Norman Mackenzie noted "Tubercular people often could get very strange towards the end. I'm an Orwell man, I agreed with him on the Soviet Union, but he went partly ga-ga I think. He let his dislike of the New Statesman crowd, of what he saw as leftish, dilettante, sentimental socialists who covered up for the Popular Front in Spain get the better of him."

Bernard Crick justified Orwell wanting to help the post-war Labour Government. "He did it because he thought the Communist Party was a totalitarian menace," he said. "He wasn't denouncing these people as subversives.
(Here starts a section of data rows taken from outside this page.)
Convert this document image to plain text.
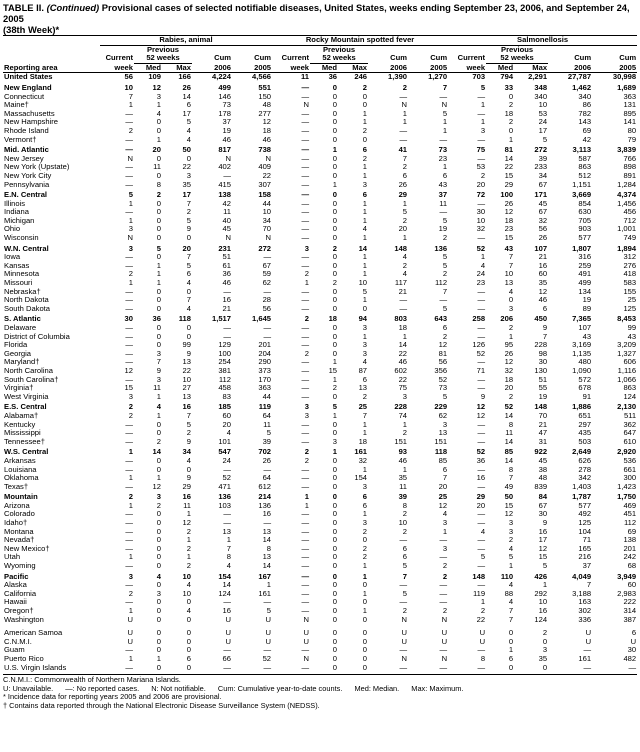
TABLE II. (Continued) Provisional cases of selected notifiable diseases, United States, weeks ending September 23, 2006, and September 24, 2005
(38th Week)*
	Rabies, animal					Rocky Mountain spotted fever					Salmonellosis					
		Previous					Previous					Previous				
	Current	52 weeks		Cum	Cum	Current	52 weeks		Cum	Cum	Current	52 weeks		Cum	Cum	
Reporting area	week	Med	Max	2006	2005	week	Med	Max	2006	2005	week	Med	Max	2006	2005	
United States	56	109	166	4,224	4,566	11	36	246	1,390	1,270	703	794	2,291	27,787	30,998	
New England	10	12	26	499	551	—	0	2	2	7	5	33	348	1,462	1,689	
Connecticut	7	3	14	146	150	—	0	0	—	—	—	0	340	340	363	
Maine†	1	1	6	73	48	N	0	0	N	N	1	2	10	86	131	
Massachusetts	—	4	17	178	277	—	0	1	1	5	—	18	53	782	895	
New Hampshire	—	0	5	37	12	—	0	1	1	1	1	2	24	143	141	
Rhode Island	2	0	4	19	18	—	0	2	—	1	3	0	17	69	80	
Vermont†	—	1	4	46	46	—	0	0	—	—	—	1	5	42	79	
Mid. Atlantic	—	20	50	817	738	—	1	6	41	73	75	81	272	3,113	3,839	
New Jersey	N	0	0	N	N	—	0	2	7	23	—	14	39	587	766	
New York (Upstate)	—	11	22	402	409	—	0	1	2	1	53	22	233	863	898	
New York City	—	0	3	—	22	—	0	1	6	6	2	15	34	512	891	
Pennsylvania	—	8	35	415	307	—	1	3	26	43	20	29	67	1,151	1,284	
E.N. Central	5	2	17	138	158	—	0	6	29	37	72	100	171	3,669	4,374	
Illinois	1	0	7	42	44	—	0	1	1	11	—	26	45	854	1,456	
Indiana	—	0	2	11	10	—	0	1	5	—	30	12	67	630	456	
Michigan	1	0	5	40	34	—	0	1	2	5	10	18	32	705	712	
Ohio	3	0	9	45	70	—	0	4	20	19	32	23	56	903	1,001	
Wisconsin	N	0	0	N	N	—	0	1	1	2	—	15	26	577	749	
W.N. Central	3	5	20	231	272	3	2	14	148	136	52	43	107	1,807	1,894	
Iowa	—	0	7	51	—	—	0	1	4	5	1	7	21	316	312	
Kansas	—	1	5	61	67	—	0	1	2	5	4	7	16	259	276	
Minnesota	2	1	6	36	59	2	0	1	4	2	24	10	60	491	418	
Missouri	1	1	4	46	62	1	2	10	117	112	23	13	35	499	583	
Nebraska†	—	0	0	—	—	—	0	5	21	7	—	4	12	134	155	
North Dakota	—	0	7	16	28	—	0	1	—	—	—	0	46	19	25	
South Dakota	—	0	4	21	56	—	0	0	—	5	—	3	6	89	125	
S. Atlantic	30	36	118	1,517	1,645	2	18	94	803	643	258	206	450	7,365	8,453	
Delaware	—	0	0	—	—	—	0	3	18	6	—	2	9	107	99	
District of Columbia	—	0	0	—	—	—	0	1	1	2	—	1	7	43	43	
Florida	—	0	99	129	201	—	0	3	14	12	126	95	228	3,169	3,209	
Georgia	—	3	9	100	204	2	0	3	22	81	52	26	98	1,135	1,327	
Maryland†	—	7	13	254	290	—	1	4	46	56	—	12	30	480	606	
North Carolina	12	9	22	381	373	—	15	87	602	356	71	32	130	1,090	1,116	
South Carolina†	—	3	10	112	170	—	1	6	22	52	—	18	51	572	1,066	
Virginia†	15	11	27	458	363	—	2	13	75	73	—	20	55	678	863	
West Virginia	3	1	13	83	44	—	0	2	3	5	9	2	19	91	124	
E.S. Central	2	4	16	185	119	3	5	25	228	229	12	52	148	1,886	2,130	
Alabama†	2	1	7	60	64	3	1	7	74	62	12	14	70	651	511	
Kentucky	—	0	5	20	11	—	0	1	1	3	—	8	21	297	362	
Mississippi	—	0	2	4	5	—	0	1	2	13	—	11	47	435	647	
Tennessee†	—	2	9	101	39	—	3	18	151	151	—	14	31	503	610	
W.S. Central	1	14	34	547	702	2	1	161	93	118	52	85	922	2,649	2,920	
Arkansas	—	0	4	24	26	2	0	32	46	85	36	14	45	626	536	
Louisiana	—	0	0	—	—	—	0	1	1	6	—	8	38	278	661	
Oklahoma	1	1	9	52	64	—	0	154	35	7	16	7	48	342	300	
Texas†	—	12	29	471	612	—	0	3	11	20	—	49	839	1,403	1,423	
Mountain	2	3	16	136	214	1	0	6	39	25	29	50	84	1,787	1,750	
Arizona	1	2	11	103	136	1	0	6	8	12	20	15	67	577	469	
Colorado	—	0	1	—	16	—	0	1	2	4	—	12	30	492	451	
Idaho†	—	0	12	—	—	—	0	3	10	3	—	3	9	125	112	
Montana	—	0	2	13	13	—	0	2	2	1	4	3	16	104	69	
Nevada†	—	0	1	1	14	—	0	0	—	—	—	2	17	71	138	
New Mexico†	—	0	2	7	8	—	0	2	6	3	—	4	12	165	201	
Utah	1	0	1	8	13	—	0	2	6	—	5	5	15	216	242	
Wyoming	—	0	2	4	14	—	0	1	5	2	—	1	5	37	68	
Pacific	3	4	10	154	167	—	0	1	7	2	148	110	426	4,049	3,949	
Alaska	—	0	4	14	1	—	0	0	—	—	—	4	1	7	60	
California	2	3	10	124	161	—	0	1	5	—	119	88	292	3,188	2,983	
Hawaii	—	0	0	—	—	—	0	0	—	—	1	4	10	163	222	
Oregon†	1	0	4	16	5	—	0	1	2	2	2	7	16	302	314	
Washington	U	0	0	U	U	N	0	0	N	N	22	7	124	336	387	

American Samoa	U	0	0	U	U	U	0	0	U	U	U	0	2	U	6	
C.N.M.I.	U	0	0	U	U	U	0	0	U	U	U	0	0	U	U	
Guam	—	0	0	—	—	—	0	0	—	—	—	1	3	—	30	
Puerto Rico	1	1	6	66	52	N	0	0	N	N	8	6	35	161	482	
U.S. Virgin Islands	—	0	0	—	—	—	0	0	—	—	—	0	0	—	—	
C.N.M.I.: Commonwealth of Northern Mariana Islands.
U: Unavailable. —: No reported cases. N: Not notifiable. Cum: Cumulative year-to-date counts. Med: Median. Max: Maximum.
* Incidence data for reporting years 2005 and 2006 are provisional.
† Contains data reported through the National Electronic Disease Surveillance System (NEDSS).
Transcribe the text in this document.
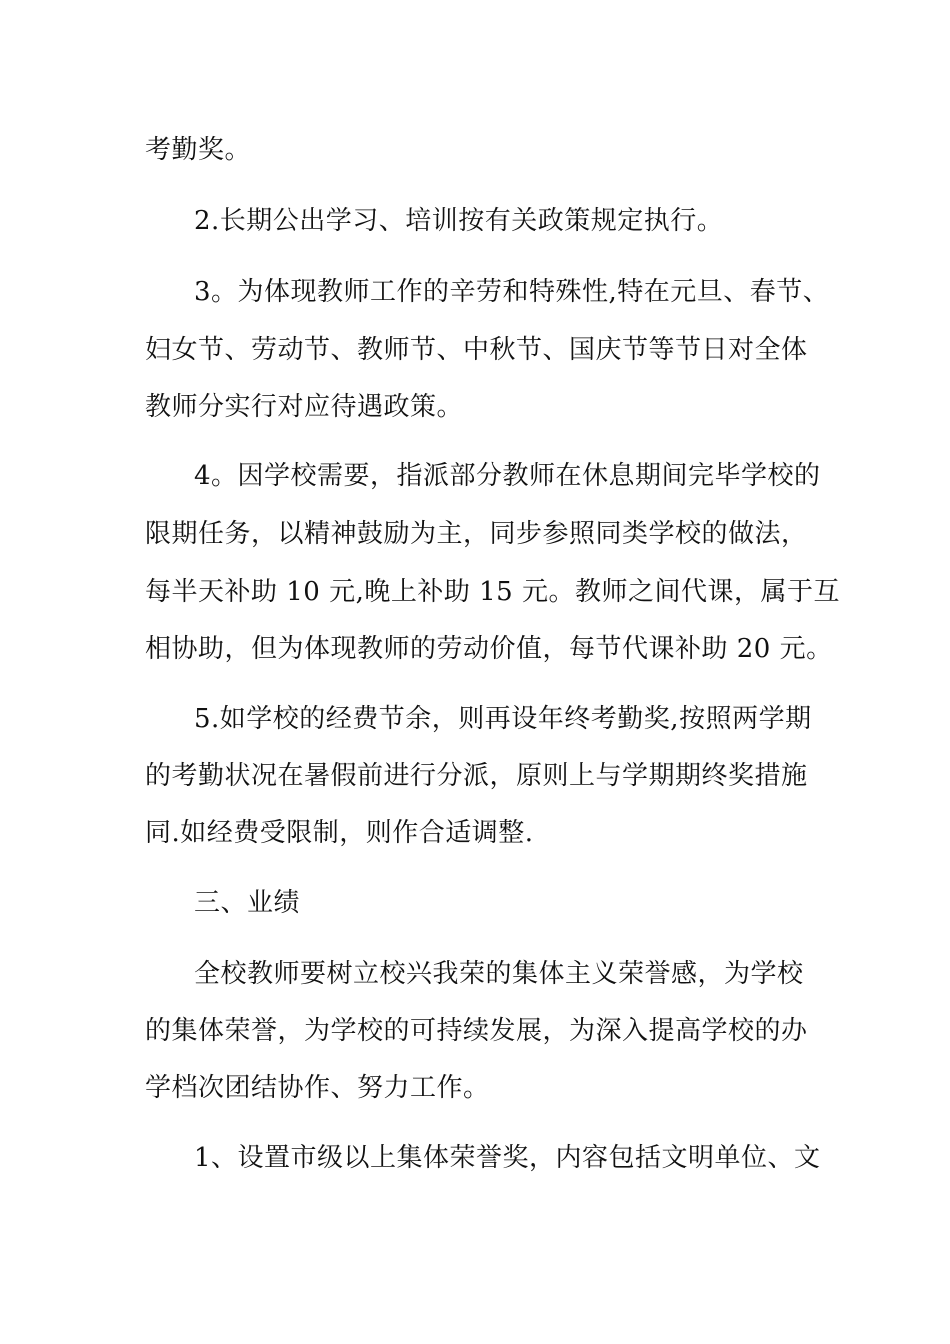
考勤奖。
2.长期公出学习、培训按有关政策规定执行。
3。为体现教师工作的辛劳和特殊性,特在元旦、春节、
妇女节、劳动节、教师节、中秋节、国庆节等节日对全体
教师分实行对应待遇政策。
4。因学校需要，指派部分教师在休息期间完毕学校的
限期任务，以精神鼓励为主，同步参照同类学校的做法，
每半天补助 10 元,晚上补助 15 元。教师之间代课，属于互
相协助，但为体现教师的劳动价值，每节代课补助 20 元。
5.如学校的经费节余，则再设年终考勤奖,按照两学期
的考勤状况在暑假前进行分派，原则上与学期期终奖措施
同.如经费受限制，则作合适调整.
三、业绩
全校教师要树立校兴我荣的集体主义荣誉感，为学校
的集体荣誉，为学校的可持续发展，为深入提高学校的办
学档次团结协作、努力工作。
1、设置市级以上集体荣誉奖，内容包括文明单位、文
He was denouncing them as unsuitable for a counter-intelligence operation."

Professor Peter Davison, editor of Orwell's Complete Works, said the really disappointed people will be those who claimed to have been on the list but were not.

John Newsinger considered it "a terrible mistake on his part, deriving in equal measure from his hostility to Stalinism and his illusions in the Labour government. What it certainly does not amount to, however, is an abandonment of the socialist cause or transformation into a footsoldier in the Cold War. Indeed, Orwell made clear on a number of occasions his opposition to any British McCarthyism, to any bans and proscriptions on Communist Party members (they certainly did not reciprocate this) and any notion of a preventive war. If he had lived long enough to realise what the IRD was actually about there can be no doubt that he would have broken with it".

Neal Ascherson was critical of Orwell's decision to give the information to the IRD, claiming "there is a difference between being determined to expose the stupidity of Stalinism and the scale of the purges and throwing yourself into the business of denouncing people you know." Paul Foot said the revelations would not detract from Orwell's reputation as a great writer, noting " I am a great admirer of Orwell, but we have to accept that he did take a McCarthyite position towards the end of his life."

Alexander Cockburn was strongly critical of Orwell's actions, referring to the notebook as "a snitch list". Cockburn attacked Orwell's description of Paul Robeson as "anti-white", pointing out Robeson had campaigned to help Welsh coal miners. Cockburn also claimed the list revealed Orwell as a bigot: "There seems to be general agreement by Orwell's fans, left and right, to skate gently over Orwell's suspicions of Jews, homosexuals and blacks".

Celia Kirwan insisted:

I think George was quite right to do it. ... And, of course, everybody thinks that these people were going to be shot at dawn. The only thing that was going to happen to them was that they wouldn't be asked to write for the Information Research Department.